Authors who cited flawed work often fail to warn readers, study finds
Alison Avenell spent years collecting evidence that Yoshihiro Sato, a now-deceased nutritional researcher in Japan, was among the most prolific fraudsters known to science. After journals investigated the findings by Avenell, a clinical nutritionist at the University of Aberdeen, and her colleagues, they retracted more than two dozen papers Sato had co-authored. Many had reported findings from clinical trials that could have led physicians to incorrectly treat patients suffering from osteoporosis and other disorders.
The continued citation of retracted papers is a significant problem. The practice can do real damage – especially when they are included in systemic reviews. Institutions, funding bodies and learned societies have a key role to play. Your policies, professional development and guidance material must urge researchers away from the practice. Publishers must also clearly indicate that an item has been retracted. We have included links to seven related items.
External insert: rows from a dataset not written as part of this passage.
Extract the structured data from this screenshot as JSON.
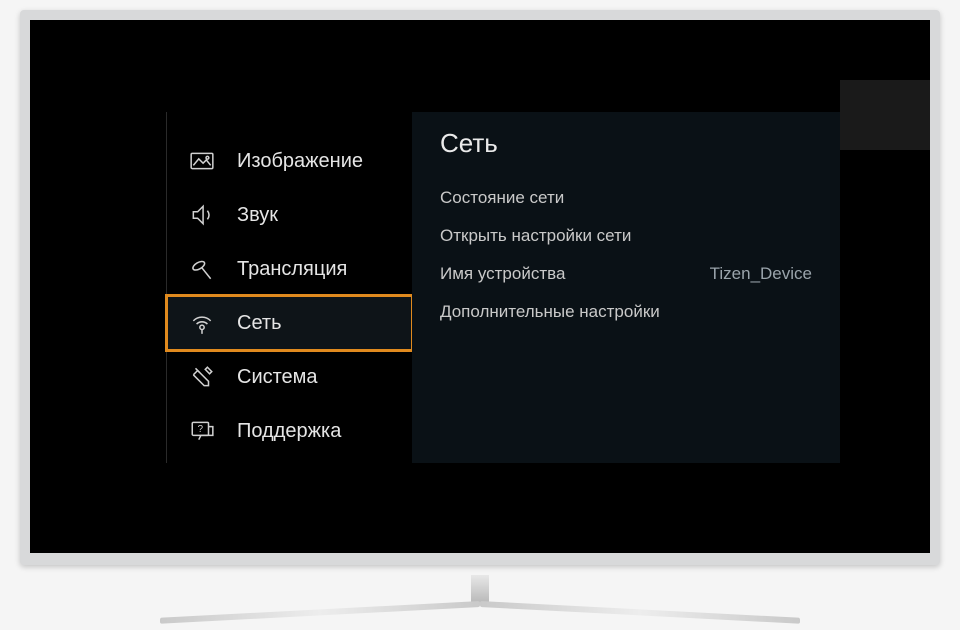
{
  "sidebar": {
    "items": [
      {
        "label": "Изображение",
        "icon": "image-icon",
        "selected": false
      },
      {
        "label": "Звук",
        "icon": "sound-icon",
        "selected": false
      },
      {
        "label": "Трансляция",
        "icon": "broadcast-icon",
        "selected": false
      },
      {
        "label": "Сеть",
        "icon": "network-icon",
        "selected": true
      },
      {
        "label": "Система",
        "icon": "system-icon",
        "selected": false
      },
      {
        "label": "Поддержка",
        "icon": "support-icon",
        "selected": false
      }
    ]
  },
  "content": {
    "title": "Сеть",
    "rows": [
      {
        "label": "Состояние сети",
        "value": ""
      },
      {
        "label": "Открыть настройки сети",
        "value": ""
      },
      {
        "label": "Имя устройства",
        "value": "Tizen_Device"
      },
      {
        "label": "Дополнительные настройки",
        "value": ""
      }
    ]
  },
  "colors": {
    "highlight": "#e08a1e",
    "panel": "#0a1116"
  }
}
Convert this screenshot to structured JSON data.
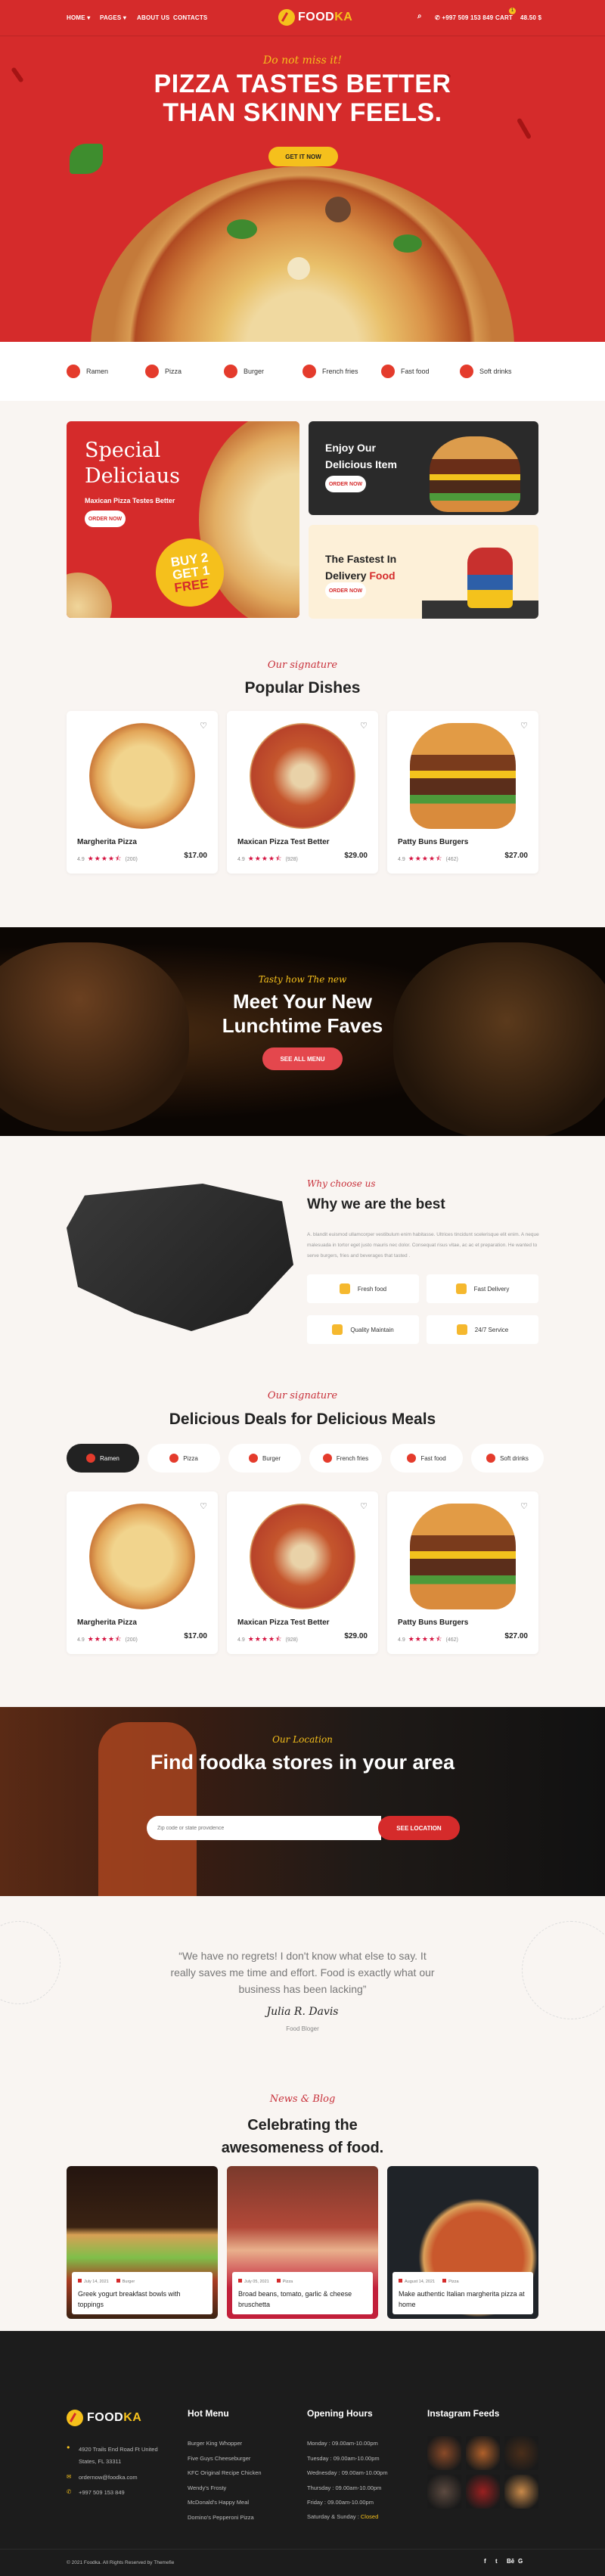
{
  "colors": {
    "brand_red": "#d52b2b",
    "brand_yellow": "#f5c01c",
    "dark": "#1c1c1c",
    "cream": "#f9f5f2",
    "star": "#d4123f"
  },
  "header": {
    "nav": [
      {
        "label": "HOME",
        "has_dropdown": true
      },
      {
        "label": "PAGES",
        "has_dropdown": true
      },
      {
        "label": "ABOUT US"
      },
      {
        "label": "CONTACTS"
      }
    ],
    "logo": {
      "part1": "FOOD",
      "part2": "KA"
    },
    "phone": "+997 509 153 849",
    "cart_label": "CART",
    "cart_count": "1",
    "cart_total": "48.50 $",
    "icons": {
      "search": "search-icon",
      "phone": "phone-icon"
    }
  },
  "hero": {
    "kicker": "Do not miss it!",
    "title_line1": "PIZZA TASTES BETTER",
    "title_line2": "THAN SKINNY FEELS.",
    "cta": "GET IT NOW"
  },
  "categories": [
    "Ramen",
    "Pizza",
    "Burger",
    "French fries",
    "Fast food",
    "Soft drinks"
  ],
  "promos": {
    "special": {
      "title_line1": "Special",
      "title_line2": "Deliciaus",
      "subtitle": "Maxican Pizza Testes Better",
      "cta": "ORDER NOW",
      "badge_line1": "BUY 2",
      "badge_line2": "GET 1",
      "badge_line3": "FREE"
    },
    "enjoy": {
      "title_line1": "Enjoy Our",
      "title_line2": "Delicious Item",
      "cta": "ORDER NOW"
    },
    "delivery": {
      "title_line1": "The Fastest In",
      "title_line2a": "Delivery ",
      "title_line2b": "Food",
      "cta": "ORDER NOW"
    }
  },
  "popular": {
    "kicker": "Our signature",
    "title": "Popular Dishes",
    "items": [
      {
        "name": "Margherita Pizza",
        "rating": "4.9",
        "stars": 4.5,
        "reviews": "(200)",
        "price": "$17.00"
      },
      {
        "name": "Maxican Pizza Test Better",
        "rating": "4.9",
        "stars": 4.5,
        "reviews": "(928)",
        "price": "$29.00"
      },
      {
        "name": "Patty Buns Burgers",
        "rating": "4.9",
        "stars": 4.5,
        "reviews": "(462)",
        "price": "$27.00"
      }
    ]
  },
  "lunch": {
    "kicker": "Tasty how The new",
    "title_line1": "Meet Your New",
    "title_line2": "Lunchtime Faves",
    "cta": "SEE ALL MENU"
  },
  "why": {
    "kicker": "Why choose us",
    "title": "Why we are the best",
    "body": "A. blandit euismod ullamcorper vestibulum enim habitasse. Ultrices tincidunt scelerisque elit enim. A neque malesuada in tortor eget justo mauris nec dolor. Consequat risus vitae, ac ac et preparation. He wanted to serve burgers, fries and beverages that tasted .",
    "features": [
      "Fresh food",
      "Fast Delivery",
      "Quality Maintain",
      "24/7 Service"
    ]
  },
  "deals": {
    "kicker": "Our signature",
    "title": "Delicious Deals for Delicious Meals",
    "tabs": [
      "Ramen",
      "Pizza",
      "Burger",
      "French fries",
      "Fast food",
      "Soft drinks"
    ],
    "active_tab": "Ramen",
    "items": [
      {
        "name": "Margherita Pizza",
        "rating": "4.9",
        "stars": 4.5,
        "reviews": "(200)",
        "price": "$17.00"
      },
      {
        "name": "Maxican Pizza Test Better",
        "rating": "4.9",
        "stars": 4.5,
        "reviews": "(928)",
        "price": "$29.00"
      },
      {
        "name": "Patty Buns Burgers",
        "rating": "4.9",
        "stars": 4.5,
        "reviews": "(462)",
        "price": "$27.00"
      }
    ]
  },
  "location": {
    "kicker": "Our Location",
    "title": "Find foodka stores in your area",
    "placeholder": "Zip code or state providence",
    "cta": "SEE LOCATION"
  },
  "testimonial": {
    "quote": "“We have no regrets! I don't know what else to say. It really saves me time and effort. Food is exactly what our business has been lacking”",
    "name": "Julia R. Davis",
    "role": "Food Bloger"
  },
  "blog": {
    "kicker": "News & Blog",
    "title_line1": "Celebrating the",
    "title_line2": "awesomeness of food.",
    "posts": [
      {
        "date": "July 14, 2021",
        "category": "Burger",
        "title": "Greek yogurt breakfast bowls with toppings"
      },
      {
        "date": "July 05, 2021",
        "category": "Pizza",
        "title": "Broad beans, tomato, garlic & cheese bruschetta"
      },
      {
        "date": "August 14, 2021",
        "category": "Pizza",
        "title": "Make authentic Italian margherita pizza at home"
      }
    ]
  },
  "footer": {
    "address": "4920 Trails End Road Ft United States, FL 33311",
    "email": "ordernow@foodka.com",
    "phone": "+997 509 153 849",
    "hot_menu_title": "Hot Menu",
    "hot_menu": [
      "Burger King Whopper",
      "Five Guys Cheeseburger",
      "KFC Original Recipe Chicken",
      "Wendy's Frosty",
      "McDonald's Happy Meal",
      "Domino's Pepperoni Pizza"
    ],
    "hours_title": "Opening Hours",
    "hours": [
      {
        "label": "Monday : 09.00am-10.00pm"
      },
      {
        "label": "Tuesday : 09.00am-10.00pm"
      },
      {
        "label": "Wednesday : 09.00am-10.00pm"
      },
      {
        "label": "Thursday : 09.00am-10.00pm"
      },
      {
        "label": "Friday : 09.00am-10.00pm"
      }
    ],
    "weekend_label": "Saturday & Sunday : ",
    "weekend_value": "Closed",
    "instagram_title": "Instagram Feeds",
    "copyright": "© 2021 Foodka. All Rights Reserved by Themefie",
    "social": [
      {
        "icon": "facebook-icon",
        "glyph": "f"
      },
      {
        "icon": "twitter-icon",
        "glyph": "t"
      },
      {
        "icon": "behance-icon",
        "glyph": "Bē"
      },
      {
        "icon": "google-icon",
        "glyph": "G"
      }
    ]
  }
}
Avenell noticed many journal articles that cited one or more of the 27 retracted papers did not warn readers that they referenced tainted work. Worse, she and colleagues report in a recently published study, 88 of the articles that cited the retracted papers were systematic reviews and clinical guidelines—potentially influential publications that often help guide medical treatments. Avenell wondered: Would the authors and editors of these papers take action if alerted to the retractions of Sato’s work?
For the most part, she found, the answer was no.
Her team contacted the authors of 86 of the citing papers—and sometimes the editors, too. After a year, however, journals had posted notices or letters for just eight of those papers informing readers that they cited retracted work, the researchers reported in late May in Accountability in Research. In five of those cases the announcement wasn’t linked to the paper, leaving readers in the dark. (A ninth review was itself retracted.)